Seasonal and Technological Unemployment:
Seasonal Unemployment- Certain activities such as agriculture, industries based on the processing of agricultural produce (such as sugar mills, rice-shellers, cotton-ginning units, etc.), and activities servicing agricultural production or seasonal consumer needs show a decline in activity in certain seasons.
As a result, those engaged in these activities become unemployed for the time being. The employment policy, therefore, needs to include measures for reducing the volume of seasonal unemployment. These may include:
- Promotion of multiple cropping (that is, raising more than one crop on the same piece of land in a year) by spreading irrigation, intensive use of fertilizers selective mechanization (to speed up the preparation of the soil for the second crop after the first one has been harvested), short duration varieties and relay cropping so that agricultural activity is maintained at a high level over the greater part of the year.
- Development of activities allied to agriculture such as animal husband, dairy farming, horticulture, and fish culture, to provide extra employment to the agricultural labor force throughout the year.
- Carrying out the Plan programmes of public investment in rural areas in such fields as irrigation, drainage, flood control, land, and environment improvement, rural roads, schools, hospitals, community building afforestation on public lands, and residential housing and amenities for the rural poor mostly in the slack agricultural seasons.
- Promotion of on-farm investment, an overhaul of machinery, training of farm labor, and programmes for the eradication of illiteracy during slack seasons.
- Mechanization of peak season activities so that a proportion of the labor Force is permanently shifted from agriculture to non-seasonal activities and surplus labor in the slack season is reduced.

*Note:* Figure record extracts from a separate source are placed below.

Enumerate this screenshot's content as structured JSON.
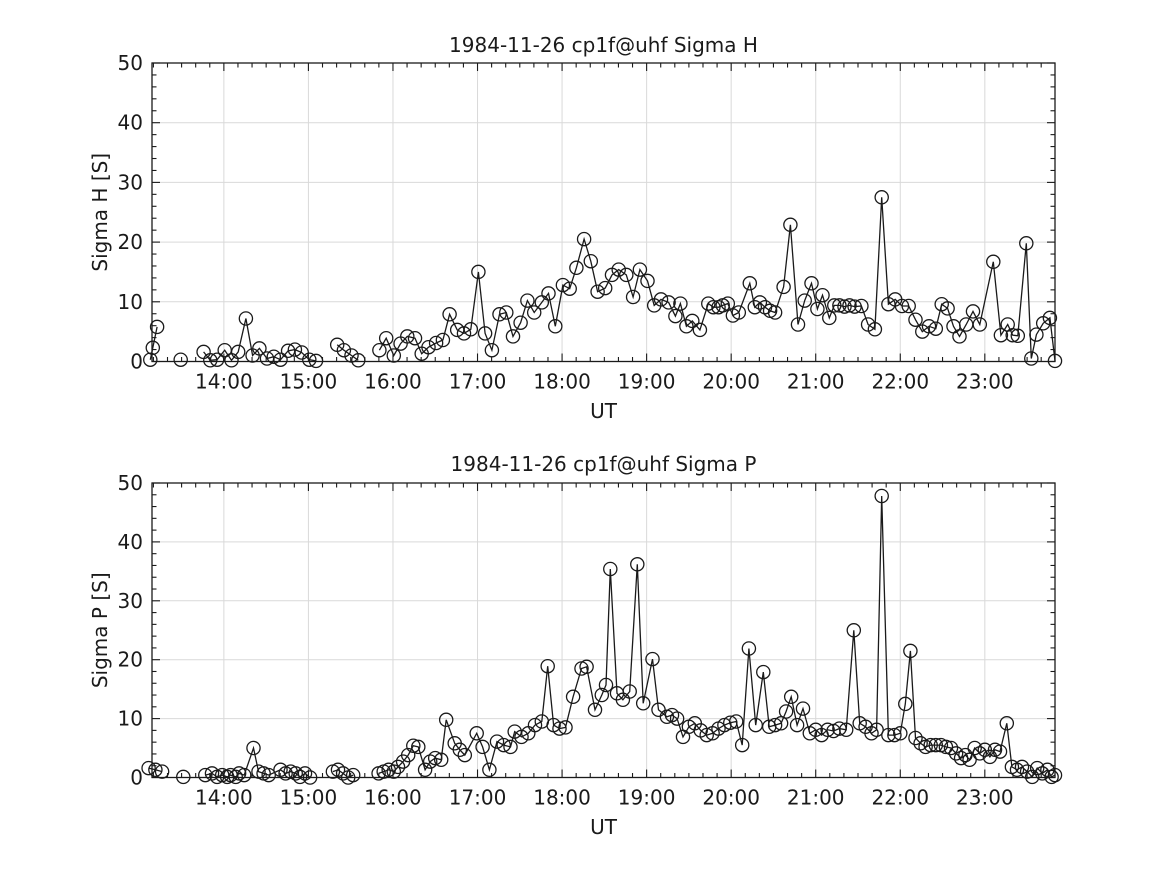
{
  "figure": {
    "background": "#ffffff",
    "x_axis_label": "UT",
    "x_tick_labels": [
      "14:00",
      "15:00",
      "16:00",
      "17:00",
      "18:00",
      "19:00",
      "20:00",
      "21:00",
      "22:00",
      "23:00"
    ],
    "y_tick_labels": [
      "0",
      "10",
      "20",
      "30",
      "40",
      "50"
    ]
  },
  "chart_data": [
    {
      "type": "line",
      "title": "1984-11-26  cp1f@uhf Sigma H",
      "xlabel": "UT",
      "ylabel": "Sigma H [S]",
      "xlim": [
        13.15,
        23.83
      ],
      "ylim": [
        0,
        50
      ],
      "x_ticks": [
        14,
        15,
        16,
        17,
        18,
        19,
        20,
        21,
        22,
        23
      ],
      "x_tick_labels": [
        "14:00",
        "15:00",
        "16:00",
        "17:00",
        "18:00",
        "19:00",
        "20:00",
        "21:00",
        "22:00",
        "23:00"
      ],
      "y_ticks": [
        0,
        10,
        20,
        30,
        40,
        50
      ],
      "y_tick_labels": [
        "0",
        "10",
        "20",
        "30",
        "40",
        "50"
      ],
      "grid": true,
      "legend": "none",
      "marker": "open-circle",
      "line_color": "#1a1a1a",
      "grid_color": "#d9d9d9",
      "points": [
        [
          13.13,
          0.3
        ],
        [
          13.16,
          2.3
        ],
        [
          13.21,
          5.8
        ],
        [
          13.35,
          null
        ],
        [
          13.49,
          0.3
        ],
        [
          13.62,
          null
        ],
        [
          13.76,
          1.6
        ],
        [
          13.84,
          0.2
        ],
        [
          13.92,
          0.3
        ],
        [
          14.01,
          1.9
        ],
        [
          14.09,
          0.2
        ],
        [
          14.17,
          1.6
        ],
        [
          14.26,
          7.2
        ],
        [
          14.34,
          1.0
        ],
        [
          14.42,
          2.2
        ],
        [
          14.51,
          0.5
        ],
        [
          14.59,
          0.8
        ],
        [
          14.67,
          0.3
        ],
        [
          14.76,
          1.8
        ],
        [
          14.84,
          2.0
        ],
        [
          14.92,
          1.5
        ],
        [
          15.01,
          0.3
        ],
        [
          15.09,
          0.1
        ],
        [
          15.2,
          null
        ],
        [
          15.34,
          2.8
        ],
        [
          15.42,
          1.9
        ],
        [
          15.51,
          1.0
        ],
        [
          15.59,
          0.2
        ],
        [
          15.7,
          null
        ],
        [
          15.84,
          1.9
        ],
        [
          15.92,
          3.9
        ],
        [
          16.01,
          1.0
        ],
        [
          16.09,
          3.0
        ],
        [
          16.17,
          4.2
        ],
        [
          16.26,
          3.9
        ],
        [
          16.34,
          1.3
        ],
        [
          16.42,
          2.4
        ],
        [
          16.51,
          3.1
        ],
        [
          16.59,
          3.6
        ],
        [
          16.67,
          7.9
        ],
        [
          16.76,
          5.3
        ],
        [
          16.84,
          4.7
        ],
        [
          16.92,
          5.4
        ],
        [
          17.01,
          15.0
        ],
        [
          17.09,
          4.7
        ],
        [
          17.17,
          1.9
        ],
        [
          17.26,
          7.9
        ],
        [
          17.34,
          8.2
        ],
        [
          17.42,
          4.2
        ],
        [
          17.51,
          6.5
        ],
        [
          17.59,
          10.2
        ],
        [
          17.67,
          8.2
        ],
        [
          17.76,
          9.9
        ],
        [
          17.84,
          11.4
        ],
        [
          17.92,
          5.9
        ],
        [
          18.01,
          12.8
        ],
        [
          18.09,
          12.2
        ],
        [
          18.17,
          15.7
        ],
        [
          18.26,
          20.5
        ],
        [
          18.34,
          16.8
        ],
        [
          18.42,
          11.7
        ],
        [
          18.51,
          12.3
        ],
        [
          18.59,
          14.5
        ],
        [
          18.67,
          15.4
        ],
        [
          18.76,
          14.5
        ],
        [
          18.84,
          10.8
        ],
        [
          18.92,
          15.4
        ],
        [
          19.01,
          13.5
        ],
        [
          19.09,
          9.4
        ],
        [
          19.17,
          10.4
        ],
        [
          19.26,
          9.9
        ],
        [
          19.34,
          7.6
        ],
        [
          19.4,
          9.7
        ],
        [
          19.47,
          5.9
        ],
        [
          19.54,
          6.8
        ],
        [
          19.63,
          5.3
        ],
        [
          19.73,
          9.7
        ],
        [
          19.79,
          9.1
        ],
        [
          19.85,
          9.1
        ],
        [
          19.9,
          9.4
        ],
        [
          19.96,
          9.7
        ],
        [
          20.02,
          7.7
        ],
        [
          20.09,
          8.2
        ],
        [
          20.22,
          13.1
        ],
        [
          20.28,
          9.1
        ],
        [
          20.34,
          9.9
        ],
        [
          20.4,
          9.1
        ],
        [
          20.46,
          8.5
        ],
        [
          20.52,
          8.2
        ],
        [
          20.62,
          12.5
        ],
        [
          20.7,
          22.9
        ],
        [
          20.79,
          6.2
        ],
        [
          20.87,
          10.2
        ],
        [
          20.95,
          13.1
        ],
        [
          21.02,
          8.8
        ],
        [
          21.08,
          11.1
        ],
        [
          21.16,
          7.3
        ],
        [
          21.22,
          9.4
        ],
        [
          21.28,
          9.4
        ],
        [
          21.34,
          9.2
        ],
        [
          21.4,
          9.4
        ],
        [
          21.46,
          9.2
        ],
        [
          21.54,
          9.3
        ],
        [
          21.62,
          6.2
        ],
        [
          21.7,
          5.4
        ],
        [
          21.78,
          27.5
        ],
        [
          21.86,
          9.6
        ],
        [
          21.94,
          10.4
        ],
        [
          22.02,
          9.3
        ],
        [
          22.1,
          9.3
        ],
        [
          22.18,
          7.0
        ],
        [
          22.26,
          5.0
        ],
        [
          22.34,
          5.9
        ],
        [
          22.42,
          5.5
        ],
        [
          22.49,
          9.6
        ],
        [
          22.56,
          8.9
        ],
        [
          22.63,
          5.9
        ],
        [
          22.7,
          4.2
        ],
        [
          22.78,
          6.2
        ],
        [
          22.86,
          8.4
        ],
        [
          22.94,
          6.2
        ],
        [
          23.1,
          16.7
        ],
        [
          23.19,
          4.4
        ],
        [
          23.27,
          6.2
        ],
        [
          23.33,
          4.4
        ],
        [
          23.39,
          4.3
        ],
        [
          23.49,
          19.8
        ],
        [
          23.55,
          0.5
        ],
        [
          23.61,
          4.5
        ],
        [
          23.69,
          6.4
        ],
        [
          23.77,
          7.3
        ],
        [
          23.83,
          0.1
        ]
      ]
    },
    {
      "type": "line",
      "title": "1984-11-26  cp1f@uhf Sigma P",
      "xlabel": "UT",
      "ylabel": "Sigma P [S]",
      "xlim": [
        13.15,
        23.83
      ],
      "ylim": [
        0,
        50
      ],
      "x_ticks": [
        14,
        15,
        16,
        17,
        18,
        19,
        20,
        21,
        22,
        23
      ],
      "x_tick_labels": [
        "14:00",
        "15:00",
        "16:00",
        "17:00",
        "18:00",
        "19:00",
        "20:00",
        "21:00",
        "22:00",
        "23:00"
      ],
      "y_ticks": [
        0,
        10,
        20,
        30,
        40,
        50
      ],
      "y_tick_labels": [
        "0",
        "10",
        "20",
        "30",
        "40",
        "50"
      ],
      "grid": true,
      "legend": "none",
      "marker": "open-circle",
      "line_color": "#1a1a1a",
      "grid_color": "#d9d9d9",
      "points": [
        [
          13.11,
          1.6
        ],
        [
          13.19,
          1.3
        ],
        [
          13.27,
          1.0
        ],
        [
          13.4,
          null
        ],
        [
          13.52,
          0.1
        ],
        [
          13.64,
          null
        ],
        [
          13.78,
          0.4
        ],
        [
          13.86,
          0.7
        ],
        [
          13.92,
          0.1
        ],
        [
          13.98,
          0.4
        ],
        [
          14.04,
          0.1
        ],
        [
          14.08,
          0.4
        ],
        [
          14.14,
          0.1
        ],
        [
          14.18,
          0.7
        ],
        [
          14.24,
          0.4
        ],
        [
          14.35,
          5.0
        ],
        [
          14.41,
          1.0
        ],
        [
          14.47,
          0.7
        ],
        [
          14.53,
          0.4
        ],
        [
          14.67,
          1.3
        ],
        [
          14.73,
          0.7
        ],
        [
          14.79,
          1.0
        ],
        [
          14.85,
          0.7
        ],
        [
          14.9,
          0.1
        ],
        [
          14.96,
          0.7
        ],
        [
          15.02,
          0.0
        ],
        [
          15.15,
          null
        ],
        [
          15.29,
          1.0
        ],
        [
          15.35,
          1.3
        ],
        [
          15.41,
          0.7
        ],
        [
          15.47,
          0.0
        ],
        [
          15.53,
          0.4
        ],
        [
          15.68,
          null
        ],
        [
          15.83,
          0.7
        ],
        [
          15.89,
          1.0
        ],
        [
          15.95,
          1.3
        ],
        [
          16.01,
          1.0
        ],
        [
          16.06,
          1.8
        ],
        [
          16.12,
          2.7
        ],
        [
          16.18,
          3.8
        ],
        [
          16.24,
          5.4
        ],
        [
          16.3,
          5.2
        ],
        [
          16.38,
          1.3
        ],
        [
          16.44,
          2.7
        ],
        [
          16.5,
          3.3
        ],
        [
          16.57,
          3.0
        ],
        [
          16.63,
          9.8
        ],
        [
          16.73,
          5.8
        ],
        [
          16.79,
          4.7
        ],
        [
          16.85,
          3.8
        ],
        [
          16.99,
          7.5
        ],
        [
          17.06,
          5.2
        ],
        [
          17.14,
          1.3
        ],
        [
          17.23,
          6.1
        ],
        [
          17.31,
          5.5
        ],
        [
          17.39,
          5.2
        ],
        [
          17.44,
          7.8
        ],
        [
          17.52,
          6.9
        ],
        [
          17.6,
          7.5
        ],
        [
          17.68,
          8.9
        ],
        [
          17.76,
          9.5
        ],
        [
          17.83,
          18.9
        ],
        [
          17.9,
          8.9
        ],
        [
          17.97,
          8.3
        ],
        [
          18.04,
          8.5
        ],
        [
          18.13,
          13.7
        ],
        [
          18.23,
          18.5
        ],
        [
          18.29,
          18.8
        ],
        [
          18.39,
          11.5
        ],
        [
          18.47,
          14.0
        ],
        [
          18.52,
          15.7
        ],
        [
          18.57,
          35.4
        ],
        [
          18.65,
          14.3
        ],
        [
          18.72,
          13.2
        ],
        [
          18.8,
          14.6
        ],
        [
          18.89,
          36.2
        ],
        [
          18.96,
          12.6
        ],
        [
          19.07,
          20.1
        ],
        [
          19.14,
          11.5
        ],
        [
          19.24,
          10.3
        ],
        [
          19.3,
          10.6
        ],
        [
          19.36,
          10.0
        ],
        [
          19.43,
          6.9
        ],
        [
          19.5,
          8.6
        ],
        [
          19.57,
          9.2
        ],
        [
          19.64,
          8.0
        ],
        [
          19.71,
          7.2
        ],
        [
          19.78,
          7.5
        ],
        [
          19.85,
          8.3
        ],
        [
          19.92,
          8.9
        ],
        [
          19.99,
          9.3
        ],
        [
          20.06,
          9.5
        ],
        [
          20.13,
          5.5
        ],
        [
          20.21,
          21.9
        ],
        [
          20.29,
          8.9
        ],
        [
          20.38,
          17.9
        ],
        [
          20.45,
          8.6
        ],
        [
          20.52,
          8.9
        ],
        [
          20.59,
          9.2
        ],
        [
          20.65,
          11.2
        ],
        [
          20.71,
          13.7
        ],
        [
          20.78,
          8.9
        ],
        [
          20.85,
          11.7
        ],
        [
          20.93,
          7.5
        ],
        [
          21.0,
          8.1
        ],
        [
          21.07,
          7.2
        ],
        [
          21.14,
          8.1
        ],
        [
          21.21,
          7.9
        ],
        [
          21.28,
          8.3
        ],
        [
          21.36,
          8.1
        ],
        [
          21.45,
          25.0
        ],
        [
          21.52,
          9.2
        ],
        [
          21.59,
          8.6
        ],
        [
          21.66,
          7.5
        ],
        [
          21.72,
          8.1
        ],
        [
          21.78,
          47.8
        ],
        [
          21.86,
          7.2
        ],
        [
          21.93,
          7.2
        ],
        [
          22.0,
          7.5
        ],
        [
          22.06,
          12.5
        ],
        [
          22.12,
          21.5
        ],
        [
          22.18,
          6.7
        ],
        [
          22.24,
          5.8
        ],
        [
          22.3,
          5.2
        ],
        [
          22.36,
          5.5
        ],
        [
          22.42,
          5.5
        ],
        [
          22.48,
          5.5
        ],
        [
          22.54,
          5.2
        ],
        [
          22.6,
          5.0
        ],
        [
          22.66,
          4.1
        ],
        [
          22.72,
          3.3
        ],
        [
          22.77,
          3.8
        ],
        [
          22.82,
          3.0
        ],
        [
          22.88,
          5.0
        ],
        [
          22.94,
          4.1
        ],
        [
          23.0,
          4.7
        ],
        [
          23.06,
          3.5
        ],
        [
          23.12,
          4.7
        ],
        [
          23.18,
          4.4
        ],
        [
          23.26,
          9.2
        ],
        [
          23.32,
          1.8
        ],
        [
          23.38,
          1.3
        ],
        [
          23.44,
          1.8
        ],
        [
          23.5,
          1.0
        ],
        [
          23.56,
          0.1
        ],
        [
          23.62,
          1.6
        ],
        [
          23.68,
          0.7
        ],
        [
          23.74,
          1.3
        ],
        [
          23.79,
          0.1
        ],
        [
          23.83,
          0.4
        ]
      ]
    }
  ]
}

- Establishment of a variety of industries which operate at different times of the year so that labor may be kept employed almost throughout the year by shifting from one season industry to another.

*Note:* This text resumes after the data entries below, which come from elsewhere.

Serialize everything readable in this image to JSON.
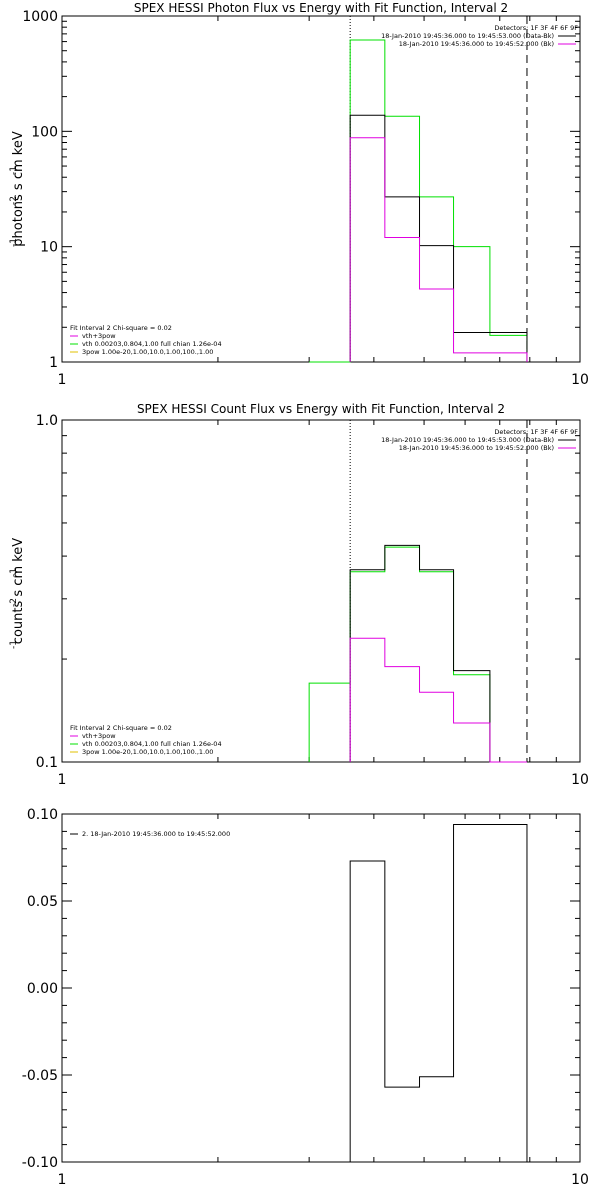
{
  "colors": {
    "background": "#ffffff",
    "axes": "#000000",
    "green": "#00e000",
    "magenta": "#e000e0",
    "black": "#000000",
    "yellow": "#e0c000"
  },
  "chart_data": [
    {
      "type": "line",
      "title": "SPEX HESSI Photon Flux vs Energy with Fit Function, Interval 2",
      "xscale": "log",
      "yscale": "log",
      "xlim": [
        1,
        10
      ],
      "ylim": [
        1,
        1000
      ],
      "xticks": [
        {
          "v": 1,
          "label": "1"
        },
        {
          "v": 10,
          "label": "10"
        }
      ],
      "yticks": [
        {
          "v": 1,
          "label": "1"
        },
        {
          "v": 10,
          "label": "10"
        },
        {
          "v": 100,
          "label": "100"
        },
        {
          "v": 1000,
          "label": "1000"
        }
      ],
      "ylabel": "photons s  cm   keV",
      "vlines": [
        {
          "x": 3.6,
          "style": "dotted"
        },
        {
          "x": 7.9,
          "style": "dashed"
        }
      ],
      "legend_right": {
        "header": "Detectors: 1F 3F 4F 6F 9F",
        "lines": [
          "18-Jan-2010 19:45:36.000 to 19:45:53.000 (Data-Bk)",
          "18-Jan-2010 19:45:36.000 to 19:45:52.000 (Bk)"
        ]
      },
      "legend_left": {
        "header": "Fit Interval 2   Chi-square = 0.02",
        "lines": [
          "vth+3pow",
          "vth 0.00203,0.804,1.00  full chian 1.26e-04",
          "3pow 1.00e-20,1.00,10.0,1.00,100.,1.00"
        ]
      },
      "series": [
        {
          "style": "green",
          "edges": [
            3.0,
            3.6,
            4.2,
            4.9,
            5.7,
            6.7,
            7.9
          ],
          "values": [
            1,
            620,
            135,
            27,
            10,
            1.7
          ]
        },
        {
          "style": "black",
          "edges": [
            3.6,
            4.2,
            4.9,
            5.7,
            6.7,
            7.9
          ],
          "values": [
            138,
            27,
            10.2,
            1.8,
            1.8
          ]
        },
        {
          "style": "magenta",
          "edges": [
            3.6,
            4.2,
            4.9,
            5.7,
            6.7,
            7.9
          ],
          "values": [
            88,
            12,
            4.3,
            1.2,
            1.2
          ]
        }
      ]
    },
    {
      "type": "line",
      "title": "SPEX HESSI Count Flux vs Energy with Fit Function, Interval 2",
      "xscale": "log",
      "yscale": "log",
      "xlim": [
        1,
        10
      ],
      "ylim": [
        0.1,
        1.0
      ],
      "xticks": [
        {
          "v": 1,
          "label": "1"
        },
        {
          "v": 10,
          "label": "10"
        }
      ],
      "yticks": [
        {
          "v": 0.1,
          "label": "0.1"
        },
        {
          "v": 1.0,
          "label": "1.0"
        }
      ],
      "ylabel": "counts s  cm   keV",
      "vlines": [
        {
          "x": 3.6,
          "style": "dotted"
        },
        {
          "x": 7.9,
          "style": "dashed"
        }
      ],
      "legend_right": {
        "header": "Detectors: 1F 3F 4F 6F 9F",
        "lines": [
          "18-Jan-2010 19:45:36.000 to 19:45:53.000 (Data-Bk)",
          "18-Jan-2010 19:45:36.000 to 19:45:52.000 (Bk)"
        ]
      },
      "legend_left": {
        "header": "Fit Interval 2   Chi-square = 0.02",
        "lines": [
          "vth+3pow",
          "vth 0.00203,0.804,1.00  full chian 1.26e-04",
          "3pow 1.00e-20,1.00,10.0,1.00,100.,1.00"
        ]
      },
      "series": [
        {
          "style": "green",
          "edges": [
            3.0,
            3.6,
            4.2,
            4.9,
            5.7,
            6.7,
            7.9
          ],
          "values": [
            0.17,
            0.36,
            0.425,
            0.36,
            0.18,
            0.1
          ]
        },
        {
          "style": "black",
          "edges": [
            3.6,
            4.2,
            4.9,
            5.7,
            6.7,
            7.9
          ],
          "values": [
            0.365,
            0.43,
            0.365,
            0.185,
            0.1
          ]
        },
        {
          "style": "magenta",
          "edges": [
            3.6,
            4.2,
            4.9,
            5.7,
            6.7,
            7.9
          ],
          "values": [
            0.23,
            0.19,
            0.16,
            0.13,
            0.1
          ]
        }
      ]
    },
    {
      "type": "line",
      "title": "",
      "xscale": "log",
      "yscale": "linear",
      "xlim": [
        1,
        10
      ],
      "ylim": [
        -0.1,
        0.1
      ],
      "xticks": [
        {
          "v": 1,
          "label": "1"
        },
        {
          "v": 10,
          "label": "10"
        }
      ],
      "yticks": [
        {
          "v": -0.1,
          "label": "-0.10"
        },
        {
          "v": -0.05,
          "label": "-0.05"
        },
        {
          "v": 0.0,
          "label": "0.00"
        },
        {
          "v": 0.05,
          "label": "0.05"
        },
        {
          "v": 0.1,
          "label": "0.10"
        }
      ],
      "legend_left": {
        "header": "",
        "lines": [
          "2. 18-Jan-2010 19:45:36.000 to 19:45:52.000"
        ]
      },
      "series": [
        {
          "style": "black",
          "edges": [
            3.6,
            4.2,
            4.9,
            5.7,
            6.7,
            7.9
          ],
          "values": [
            0.073,
            -0.057,
            -0.051,
            0.094,
            0.094
          ]
        }
      ]
    }
  ]
}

Technological Unemployment- In an economy that is undergoing considerable technological change, some technological unemployment is inevitable. This term refers to persons who have been put out of work by the introduction of superior technology in their area of operation. For instance, truck and bus transport may render idle numerous operators of hand-pulled or animal-drawn vehicles; a textile mill or a rice-sheller may put out of work numerous handloom weavers or hand pounders; and an electric saw may result in unemployment of the many who were previously employed in manual sawing of timber. In most such cases, it may not be a proper solution to the problem to put back the clock of technological and economic progress by forcing a return to the old technology by taxing modern units and subsidizing old units, or by just banning or administratively limiting technologically advanced units. Instead, the proper solution would be to retrain the persons rendered idle by technological progress for employment in technologically superior units or elsewhere in the economy.